Scalable Chain of Thoughts via Elastic Reasoning

Company

Arize

Date Published

May 16, 2025

Author

Sarah Welsh

Word count

968

Language

English

Hacker News points

None

URL

arize.com/blog/scalable-chain-of-thoughts-via-elastic-reasoning

Summary

This paper introduces Elastic Reasoning, a novel framework designed to enhance the efficiency and scalability of large reasoning models by explicitly separating the reasoning process into two distinct phases: thinking and solution. This separation allows for independent allocation of computational budgets, addressing challenges related to uncontrolled output lengths in real-world deployments with strict resource constraints. Large Language Models have become incredibly powerful, especially when using Chain-of-Thought prompting to break down complex problems step-by-step, but this structured reasoning process enables them to achieve state-of-the-art results on tasks like math and programming. However, these outputs can be excessively long and unpredictable, leading to high test-time compute costs. The paper proposes a novel solution: explicitly separating the reasoning process into two distinct stages—thinking and solution—each with its own token budget. This separation is a game-changer, allowing for independent allocation of computational budgets, improved performance, and ensured output completeness.

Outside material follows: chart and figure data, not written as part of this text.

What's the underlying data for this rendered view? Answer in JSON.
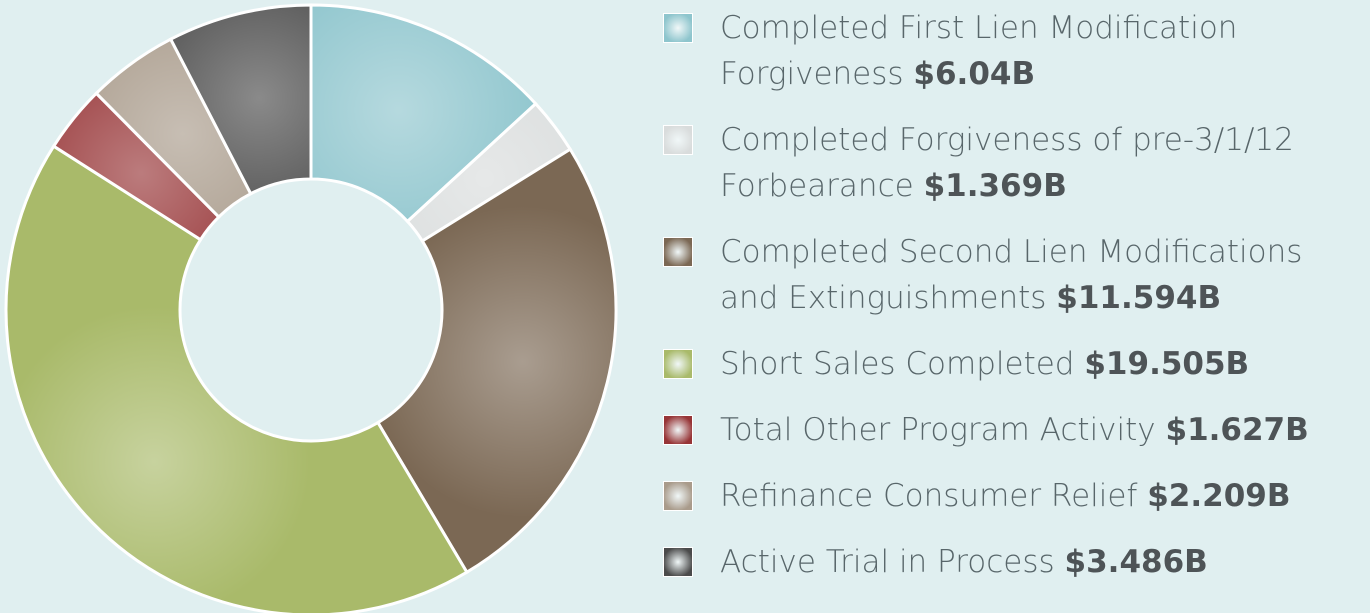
{
  "chart_data": {
    "type": "pie",
    "donut": true,
    "categories": [
      "Completed First Lien Modification Forgiveness",
      "Completed Forgiveness of pre-3/1/12 Forbearance",
      "Completed Second Lien Modifications and Extinguishments",
      "Short Sales Completed",
      "Total Other Program Activity",
      "Refinance Consumer Relief",
      "Active Trial in Process"
    ],
    "values": [
      6.04,
      1.369,
      11.594,
      19.505,
      1.627,
      2.209,
      3.486
    ],
    "value_labels": [
      "$6.04B",
      "$1.369B",
      "$11.594B",
      "$19.505B",
      "$1.627B",
      "$2.209B",
      "$3.486B"
    ],
    "colors": [
      "#8ec5cd",
      "#d9dcdc",
      "#7b6854",
      "#a9ba6a",
      "#973537",
      "#a99b8b",
      "#4b4b4b"
    ],
    "legend": "right"
  }
}
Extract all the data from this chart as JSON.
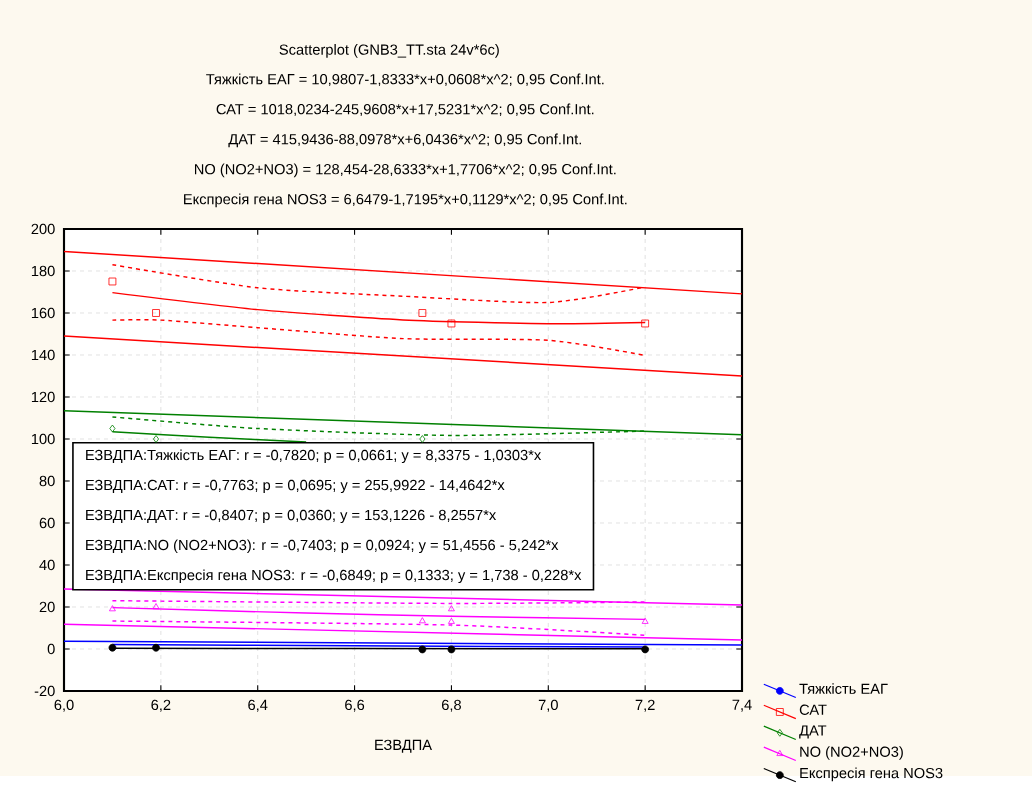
{
  "chart_data": {
    "type": "scatter",
    "title": "Scatterplot (GNB3_TT.sta 24v*6c)",
    "xlabel": "ЕЗВДПА",
    "annotations": [
      "Тяжкість ЕАГ = 10,9807-1,8333*x+0,0608*x^2; 0,95 Conf.Int.",
      "САТ = 1018,0234-245,9608*x+17,5231*x^2; 0,95 Conf.Int.",
      "ДАТ = 415,9436-88,0978*x+6,0436*x^2; 0,95 Conf.Int.",
      "NO (NO2+NO3) = 128,454-28,6333*x+1,7706*x^2; 0,95 Conf.Int.",
      "Експресія гена NOS3 = 6,6479-1,7195*x+0,1129*x^2; 0,95 Conf.Int.",
      "ЕЗВДПА:Тяжкість ЕАГ:   r = -0,7820; p = 0,0661;  y =   8,3375 -   1,0303*x",
      "ЕЗВДПА:САТ:   r = -0,7763; p = 0,0695;  y = 255,9922 - 14,4642*x",
      "ЕЗВДПА:ДАТ:   r = -0,8407; p = 0,0360;  y = 153,1226 -  8,2557*x",
      "ЕЗВДПА:NO (NO2+NO3):   r = -0,7403; p = 0,0924;  y =  51,4556 -   5,242*x",
      "ЕЗВДПА:Експресія гена NOS3:   r = -0,6849; p = 0,1333;  y =    1,738 -   0,228*x"
    ],
    "xlim": [
      6.0,
      7.4
    ],
    "xticks": [
      {
        "value": 6.0,
        "label": "6,0"
      },
      {
        "value": 6.2,
        "label": "6,2"
      },
      {
        "value": 6.4,
        "label": "6,4"
      },
      {
        "value": 6.6,
        "label": "6,6"
      },
      {
        "value": 6.8,
        "label": "6,8"
      },
      {
        "value": 7.0,
        "label": "7,0"
      },
      {
        "value": 7.2,
        "label": "7,2"
      },
      {
        "value": 7.4,
        "label": "7,4"
      }
    ],
    "ylim": [
      -20,
      200
    ],
    "yticks": [
      -20,
      0,
      20,
      40,
      60,
      80,
      100,
      120,
      140,
      160,
      180,
      200
    ],
    "grid": true,
    "legend": "bottom right",
    "series": [
      {
        "name": "Тяжкість ЕАГ",
        "color": "#0000ff",
        "marker": "circle"
      },
      {
        "name": "САТ",
        "color": "#ff0000",
        "marker": "square",
        "x": [
          6.1,
          6.19,
          6.74,
          6.8,
          7.2
        ],
        "values": [
          175,
          160,
          160,
          155,
          155
        ]
      },
      {
        "name": "ДАТ",
        "color": "#008000",
        "marker": "diamond",
        "x": [
          6.1,
          6.19,
          6.74
        ],
        "values": [
          105,
          100,
          100
        ]
      },
      {
        "name": "NO (NO2+NO3)",
        "color": "#ff00ff",
        "marker": "triangle",
        "x": [
          6.1,
          6.19,
          6.74,
          6.8,
          6.8,
          7.2
        ],
        "values": [
          19,
          20,
          13.3,
          19,
          13,
          13
        ]
      },
      {
        "name": "Експресія гена NOS3",
        "color": "#000000",
        "marker": "circle",
        "x": [
          6.1,
          6.19,
          6.74,
          6.8,
          7.2
        ],
        "values": [
          0.6,
          0.6,
          -0.2,
          -0.2,
          -0.2
        ]
      },
      {
        "type": "line",
        "color": "#ff0000",
        "line_style": "solid",
        "x": [
          6.1,
          6.4,
          6.7,
          7.0,
          7.2
        ],
        "values": [
          169.7,
          161.6,
          156.7,
          154.9,
          155.5
        ]
      },
      {
        "type": "line",
        "color": "#ff0000",
        "line_style": "dashed",
        "x": [
          6.1,
          6.4,
          6.7,
          7.0,
          7.2
        ],
        "values": [
          183,
          172,
          168,
          165,
          172.4
        ]
      },
      {
        "type": "line",
        "color": "#ff0000",
        "line_style": "dashed",
        "x": [
          6.1,
          6.2,
          6.4,
          6.7,
          7.0,
          7.2
        ],
        "values": [
          156.6,
          156.6,
          153,
          147.8,
          147,
          139.8
        ]
      },
      {
        "type": "line",
        "color": "#ff0000",
        "line_style": "solid",
        "x": [
          6.0,
          7.4
        ],
        "values": [
          189.3,
          169.1
        ]
      },
      {
        "type": "line",
        "color": "#ff0000",
        "line_style": "solid",
        "x": [
          6.0,
          7.4
        ],
        "values": [
          149,
          130
        ]
      },
      {
        "type": "line",
        "color": "#008000",
        "line_style": "solid",
        "x": [
          6.1,
          6.3,
          6.5
        ],
        "values": [
          103.4,
          100.8,
          98.6
        ]
      },
      {
        "type": "line",
        "color": "#008000",
        "line_style": "dashed",
        "x": [
          6.1,
          6.4,
          6.8,
          7.2
        ],
        "values": [
          110.5,
          105,
          101.7,
          103.8
        ]
      },
      {
        "type": "line",
        "color": "#008000",
        "line_style": "solid",
        "x": [
          6.0,
          7.4
        ],
        "values": [
          113.5,
          102
        ]
      },
      {
        "type": "line",
        "color": "#ff00ff",
        "line_style": "solid",
        "x": [
          6.1,
          6.5,
          6.8,
          7.2
        ],
        "values": [
          19.7,
          17.1,
          15.6,
          14.1
        ]
      },
      {
        "type": "line",
        "color": "#ff00ff",
        "line_style": "dashed",
        "x": [
          6.1,
          6.8,
          7.2
        ],
        "values": [
          23,
          21.7,
          22.4
        ]
      },
      {
        "type": "line",
        "color": "#ff00ff",
        "line_style": "dashed",
        "x": [
          6.1,
          6.8,
          7.2
        ],
        "values": [
          13.3,
          11.4,
          6.5
        ]
      },
      {
        "type": "line",
        "color": "#ff00ff",
        "line_style": "solid",
        "x": [
          6.0,
          7.4
        ],
        "values": [
          28.6,
          20.9
        ]
      },
      {
        "type": "line",
        "color": "#ff00ff",
        "line_style": "solid",
        "x": [
          6.0,
          7.4
        ],
        "values": [
          11.8,
          4.3
        ]
      },
      {
        "type": "line",
        "color": "#0000ff",
        "line_style": "solid",
        "x": [
          6.1,
          6.6,
          7.2
        ],
        "values": [
          2.1,
          1.5,
          0.9
        ]
      },
      {
        "type": "line",
        "color": "#0000ff",
        "line_style": "solid",
        "x": [
          6.0,
          7.4
        ],
        "values": [
          3.7,
          1.9
        ]
      },
      {
        "type": "line",
        "color": "#000000",
        "line_style": "solid",
        "x": [
          6.1,
          6.6,
          7.2
        ],
        "values": [
          0.4,
          0.2,
          0.1
        ]
      }
    ]
  }
}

Elastic Reasoning implements this split through two key mechanisms: Separate Budgeting for Inference, and Budget-Constrained Rollout. The model generates reasoning within a block, smoothly transitioning to the solution phase when reaching its token limit. This guarantees both reasoning and a final answer are included. An RL fine-tuning strategy using the GRPO algorithm trains the model to handle truncated reasoning. Elastic Reasoning achieves impressive results on benchmark tasks, including accuracy under tight budgets, significant cost savings, concise reasoning, budget generalization, and code task performance. The paper also offers deeper insights into real-world applications, such as hallucination handling, evaluation considerations, extending to multi-tool agents, best-fit use cases, where it falls short, and toward lightweight LLMs.